5 weeks before	C3PAO KLC sends the assessment schedule, and scoping call agenda to the OSC.
4 weeks before	(1) OSC returns the Artifact Request List to C3PAO KLC, (2) C3PAO KLC reviews the submitted documents to determine the OSC’s Assessment Readiness, (3) C3PAO KLC provides a Decision regarding the OSC’s Assessment Readiness.
2 weeks before	OSC completes final versions of assessment artifacts and uploads them to the secure file location.
1 week before	(1) OSC submits 3rd and final contract Installment Payment, (2) C3PAO KLC Assessment Lead confirms completeness of the assessment package/artifacts received or continues communication for additional information needed, (3) OSC and C3PAO KLC negotiate the Assessment Plan.
3 DAYS before	C3PAO KLC Assessment Lead finalizes the Assessment Plan.
ASSESSMENT WEEK	(1) C3PAO KLC holds the Assessment Meeting/Assessment kickoff, where the OSC presents its scope, diagrams, SSP, and other essential artifacts. (2) C3PAO KLC virtually conducts the assessment of Conformance to Security Requirements daily and visits the OSC facility if required, (3) C3PAO KLC holds Daily Checkpoint Meetings to summarize progress, identify any challenges, and discuss additional items for coordination. (4) C3PAO KLC presents preliminary findings of OSC security practices MET vs.
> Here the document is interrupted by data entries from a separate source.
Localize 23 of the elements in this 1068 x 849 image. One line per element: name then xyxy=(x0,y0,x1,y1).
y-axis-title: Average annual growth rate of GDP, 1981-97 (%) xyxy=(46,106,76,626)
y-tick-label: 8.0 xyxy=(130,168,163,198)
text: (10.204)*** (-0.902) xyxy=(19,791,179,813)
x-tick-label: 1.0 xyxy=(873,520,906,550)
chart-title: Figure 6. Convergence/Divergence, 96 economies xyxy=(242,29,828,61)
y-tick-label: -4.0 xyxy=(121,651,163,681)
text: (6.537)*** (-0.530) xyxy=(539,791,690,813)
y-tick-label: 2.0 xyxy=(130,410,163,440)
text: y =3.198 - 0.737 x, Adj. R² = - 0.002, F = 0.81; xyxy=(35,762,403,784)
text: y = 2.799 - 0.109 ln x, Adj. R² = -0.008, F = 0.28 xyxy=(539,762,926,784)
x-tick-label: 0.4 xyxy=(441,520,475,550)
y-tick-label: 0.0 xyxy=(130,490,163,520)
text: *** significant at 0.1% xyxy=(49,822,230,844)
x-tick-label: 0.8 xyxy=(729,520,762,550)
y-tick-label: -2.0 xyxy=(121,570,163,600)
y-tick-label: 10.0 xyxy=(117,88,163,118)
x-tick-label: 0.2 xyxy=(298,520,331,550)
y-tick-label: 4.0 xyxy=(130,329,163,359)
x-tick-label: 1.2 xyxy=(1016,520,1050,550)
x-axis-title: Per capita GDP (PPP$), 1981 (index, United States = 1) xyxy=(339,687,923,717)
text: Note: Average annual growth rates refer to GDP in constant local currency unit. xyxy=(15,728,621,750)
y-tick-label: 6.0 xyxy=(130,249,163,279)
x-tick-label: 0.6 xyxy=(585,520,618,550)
NOT MET.
10 DAYS after	Assessors may re-evaluate NOT MET security requirements during the assessment and for ten (10) business days following the active assessment period (i.e., the conclusion of Phase 2 activities) in accordance with the requirements established in 32 CFR 32 CFR §170.17(c)(2)
2 weeks after	OSC receives the C3PAO KLC assessment deliverables and results summary.
30 DAYS after	(1) C3PAO KLC uploads the assessment results into eMASS and submits them to the CMMC Program Management Office (PMO), (2) C3PAO KLC issues the CMMC Certificate of Status (Conditional or Final).

This comprehensive CMMC Assessment Guide helps you understand your responsibilities and the information you’ll need to provide throughout the CMMC Level 2 certification assessment process.